The Booker campaign on Tuesday told Fox News that “the tweet stands for itself” and described it as a “pretty direct response” to Biden’s new criminal justice proposal.
But a few hours later, to hammer home the point, the candidate released a statement saying "Biden had more than 40 years to get this right. The proud architect of a failed system is not the right person to fix it."
Booker argued that Biden’s “plan falls short of the transformative change our broken criminal justice system needs” by not legalizing marijuana, overhauling policing practices, forcefully using the presdiential clemency power, or reinvesting in communities hard hit by mass incarcerations.

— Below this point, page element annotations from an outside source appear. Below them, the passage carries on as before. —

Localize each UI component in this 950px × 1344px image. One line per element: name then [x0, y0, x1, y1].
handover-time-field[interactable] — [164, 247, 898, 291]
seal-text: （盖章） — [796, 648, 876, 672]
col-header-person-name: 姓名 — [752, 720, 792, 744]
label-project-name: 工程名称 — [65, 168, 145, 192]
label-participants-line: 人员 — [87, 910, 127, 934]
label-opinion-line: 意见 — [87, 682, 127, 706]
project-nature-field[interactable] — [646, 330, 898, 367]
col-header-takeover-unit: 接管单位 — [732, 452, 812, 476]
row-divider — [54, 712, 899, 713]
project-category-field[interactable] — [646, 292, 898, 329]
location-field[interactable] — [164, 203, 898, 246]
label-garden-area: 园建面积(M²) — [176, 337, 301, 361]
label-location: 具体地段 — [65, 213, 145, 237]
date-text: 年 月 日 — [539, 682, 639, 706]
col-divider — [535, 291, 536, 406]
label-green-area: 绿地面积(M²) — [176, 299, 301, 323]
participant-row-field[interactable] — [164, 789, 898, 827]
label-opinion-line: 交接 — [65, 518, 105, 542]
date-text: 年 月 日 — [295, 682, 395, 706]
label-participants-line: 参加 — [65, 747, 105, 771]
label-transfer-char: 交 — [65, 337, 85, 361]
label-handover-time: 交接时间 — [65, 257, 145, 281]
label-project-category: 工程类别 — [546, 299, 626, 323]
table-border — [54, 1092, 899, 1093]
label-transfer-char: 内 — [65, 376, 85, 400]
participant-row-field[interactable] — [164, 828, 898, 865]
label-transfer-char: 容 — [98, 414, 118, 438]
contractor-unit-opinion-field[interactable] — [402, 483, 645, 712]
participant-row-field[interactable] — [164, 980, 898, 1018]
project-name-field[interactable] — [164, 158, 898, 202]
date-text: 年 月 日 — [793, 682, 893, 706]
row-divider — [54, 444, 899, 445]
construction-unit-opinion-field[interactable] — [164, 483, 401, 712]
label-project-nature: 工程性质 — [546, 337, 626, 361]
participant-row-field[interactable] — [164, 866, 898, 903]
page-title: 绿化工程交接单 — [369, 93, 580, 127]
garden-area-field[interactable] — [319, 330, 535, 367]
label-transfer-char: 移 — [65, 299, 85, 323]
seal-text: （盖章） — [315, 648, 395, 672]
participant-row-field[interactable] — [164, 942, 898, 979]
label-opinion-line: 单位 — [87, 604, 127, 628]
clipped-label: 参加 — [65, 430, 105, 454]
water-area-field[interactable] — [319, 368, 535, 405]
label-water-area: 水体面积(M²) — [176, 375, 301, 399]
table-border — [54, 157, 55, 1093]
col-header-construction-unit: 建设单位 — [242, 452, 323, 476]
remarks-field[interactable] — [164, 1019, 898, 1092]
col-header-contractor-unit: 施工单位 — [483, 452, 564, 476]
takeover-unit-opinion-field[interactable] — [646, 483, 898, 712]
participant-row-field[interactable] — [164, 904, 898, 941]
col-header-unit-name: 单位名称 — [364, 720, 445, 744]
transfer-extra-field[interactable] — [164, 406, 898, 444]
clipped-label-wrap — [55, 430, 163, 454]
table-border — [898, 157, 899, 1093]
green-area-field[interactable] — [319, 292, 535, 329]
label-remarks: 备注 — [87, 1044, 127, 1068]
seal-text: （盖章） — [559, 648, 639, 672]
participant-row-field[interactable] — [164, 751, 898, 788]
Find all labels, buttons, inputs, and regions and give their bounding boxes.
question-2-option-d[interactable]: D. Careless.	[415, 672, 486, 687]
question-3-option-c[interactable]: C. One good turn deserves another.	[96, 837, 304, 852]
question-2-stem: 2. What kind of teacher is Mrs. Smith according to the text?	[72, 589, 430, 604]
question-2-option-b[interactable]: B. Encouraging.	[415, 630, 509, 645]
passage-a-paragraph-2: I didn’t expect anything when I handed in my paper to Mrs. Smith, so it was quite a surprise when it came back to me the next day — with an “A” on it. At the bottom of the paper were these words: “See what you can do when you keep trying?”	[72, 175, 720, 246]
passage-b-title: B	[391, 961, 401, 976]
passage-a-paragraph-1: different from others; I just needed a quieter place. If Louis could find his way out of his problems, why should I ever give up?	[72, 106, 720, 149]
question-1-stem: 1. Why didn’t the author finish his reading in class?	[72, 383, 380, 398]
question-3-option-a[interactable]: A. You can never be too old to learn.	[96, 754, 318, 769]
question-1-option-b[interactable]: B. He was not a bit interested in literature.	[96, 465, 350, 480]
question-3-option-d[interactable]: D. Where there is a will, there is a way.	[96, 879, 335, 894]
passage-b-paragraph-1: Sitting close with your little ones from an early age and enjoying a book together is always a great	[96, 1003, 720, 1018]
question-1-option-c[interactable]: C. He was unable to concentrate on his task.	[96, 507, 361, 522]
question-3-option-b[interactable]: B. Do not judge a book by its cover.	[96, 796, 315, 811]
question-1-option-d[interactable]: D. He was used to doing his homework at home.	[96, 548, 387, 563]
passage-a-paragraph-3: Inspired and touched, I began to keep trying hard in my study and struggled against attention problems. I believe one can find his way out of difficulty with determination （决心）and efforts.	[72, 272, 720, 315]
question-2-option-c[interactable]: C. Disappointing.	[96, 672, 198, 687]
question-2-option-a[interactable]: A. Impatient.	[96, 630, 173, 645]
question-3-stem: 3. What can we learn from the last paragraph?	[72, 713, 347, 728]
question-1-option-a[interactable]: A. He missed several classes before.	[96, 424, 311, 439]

The former vice president’s campaign highlighted that the new proposal, officially titled the ‘Biden Plan for Strengthening America’s Commitment to Justice,’ would prioritize reform of the juvenile justice system -- using $1 billion per year “to make sure we give more children a second chance to live up to their potential.”
Senior Biden campaign officials told Fox News on Tuesday that the sweeping plan would be paid for using costs saved from reducing mass incarcerations.
Biden’s expected to spotlight his plan this week while addressing an NAACP presidential candidate’s forum Wednesday in Detroit, as well as the next day in Indianapolis when he speaks at the National Urban League’s annual conference. Booker will also be speaking at both events.
Fox News reached out the Biden campaign for any response to Booker’s tweet, but they declined to respond to Booker’s jab.
This isn't the first time the two candidates have thrown verbal punches at each other.
Last month Booker called on Biden to apologize after controversial comments from the former vice president spotlighting his ability to find common ground in the Senate four decades ago with segregationist senators with whom he vehemently disagreed.
Biden later said Booker owed him an apology.
Sen. Kamala Harris of California will be standing on the other side of the former vice president at next week’s showdown. She’s also criticized Biden over the 1994 crime bill, and sparred dramatically with him at last month's debate over his stance on busing.
Booker, trailing in the polls, could be setting the stage to similarly confront the former vice president in Detroit.
A week ahead of the debates, though, Detroit Mayor Mike Duggan endorsed Biden.
The mayor called Biden a “great friend of Detroit.”